Let's just follow the master blacksmith today.

His drawings prove to us how far his constantly vigilant conception can go. Alongside the ornaments of a house, a church, a museum, here are signs exhibited at the Salon de l'imagerie. At the end of the gallows swings the ripe sheaf, beneath which is suspended a golden crescent, inviting to enter the bakery. The piglet from the butcher's shop speaks to those who wish to listen, and the pot surrounded by flames signals the guild restaurant.

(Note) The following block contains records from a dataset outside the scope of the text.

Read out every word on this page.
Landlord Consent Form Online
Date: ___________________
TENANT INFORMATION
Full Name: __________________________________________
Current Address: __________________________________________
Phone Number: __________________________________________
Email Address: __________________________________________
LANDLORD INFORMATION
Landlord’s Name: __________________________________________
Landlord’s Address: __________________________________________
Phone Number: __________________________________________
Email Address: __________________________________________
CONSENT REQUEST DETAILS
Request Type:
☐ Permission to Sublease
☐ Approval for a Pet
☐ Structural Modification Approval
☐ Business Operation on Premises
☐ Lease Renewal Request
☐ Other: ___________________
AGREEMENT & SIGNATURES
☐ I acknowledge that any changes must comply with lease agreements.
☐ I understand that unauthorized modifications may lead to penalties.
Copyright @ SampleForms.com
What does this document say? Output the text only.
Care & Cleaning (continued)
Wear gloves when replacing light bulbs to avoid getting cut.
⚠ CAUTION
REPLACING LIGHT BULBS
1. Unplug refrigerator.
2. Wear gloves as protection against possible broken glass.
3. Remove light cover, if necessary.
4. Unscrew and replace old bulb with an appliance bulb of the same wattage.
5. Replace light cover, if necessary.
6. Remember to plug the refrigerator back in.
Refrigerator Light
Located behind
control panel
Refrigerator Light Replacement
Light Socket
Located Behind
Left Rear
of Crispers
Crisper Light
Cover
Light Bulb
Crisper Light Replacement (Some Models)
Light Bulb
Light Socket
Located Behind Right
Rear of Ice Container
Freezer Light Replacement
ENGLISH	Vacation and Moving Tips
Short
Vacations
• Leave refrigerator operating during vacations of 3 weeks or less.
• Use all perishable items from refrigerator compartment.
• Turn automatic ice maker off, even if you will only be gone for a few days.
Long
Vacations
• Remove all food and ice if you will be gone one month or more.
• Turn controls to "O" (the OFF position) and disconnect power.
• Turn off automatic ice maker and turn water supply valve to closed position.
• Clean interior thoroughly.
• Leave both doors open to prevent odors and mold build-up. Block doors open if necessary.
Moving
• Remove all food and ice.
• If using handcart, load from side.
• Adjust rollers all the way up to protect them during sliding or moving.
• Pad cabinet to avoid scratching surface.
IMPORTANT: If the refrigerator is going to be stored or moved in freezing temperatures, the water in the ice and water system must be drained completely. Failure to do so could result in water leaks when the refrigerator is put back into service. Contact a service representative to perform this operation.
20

The medals, in which Gilbert Poillerat excels, with all the delicate art of chiseling, show another part of the diversity of his talent, not to mention painting and the drawings of Touraine landscapes which, in the precision of detail, of line, make us close the cycle at its highest point: Ironwork. These artisans, whom we mentioned earlier talking about the factory, perform in their workshop, on given plans, works of equal value. In a hangar where the flames of the forge burst out, in a few moments the iron bar becomes malleable. The craftsman who holds it on the anvil shapes a foliage, a doe, a pilaster.

It takes no less than five years to acquire the sure hand of a good worker. You must know how to keep flexibility in the iron tormented by the hammer, avoid crushing the bar outside of the part to work, or if necessary, grab this bar with both hands and brutally pack it while it is still glowing.

But even if he still uses the same tools as an Empire blacksmith today, the craftsman does not disdain the help of the electric hammer, which replaces two men hitting in turn, nor arc or oxyacetylene welding. This profession of Artisan-Blacksmith is undoubtedly a bit abandoned currently, just as the situation of the creator, the only ornament maker of an era in love with nudity and poverty, seems isolated. But this does not imply a withdrawal from this applied art. It suffices for the beautiful periods of wrought iron to come back to life by not admitting any routine, any monotony.

Iron does not ask to be an accessory, it is an ornament.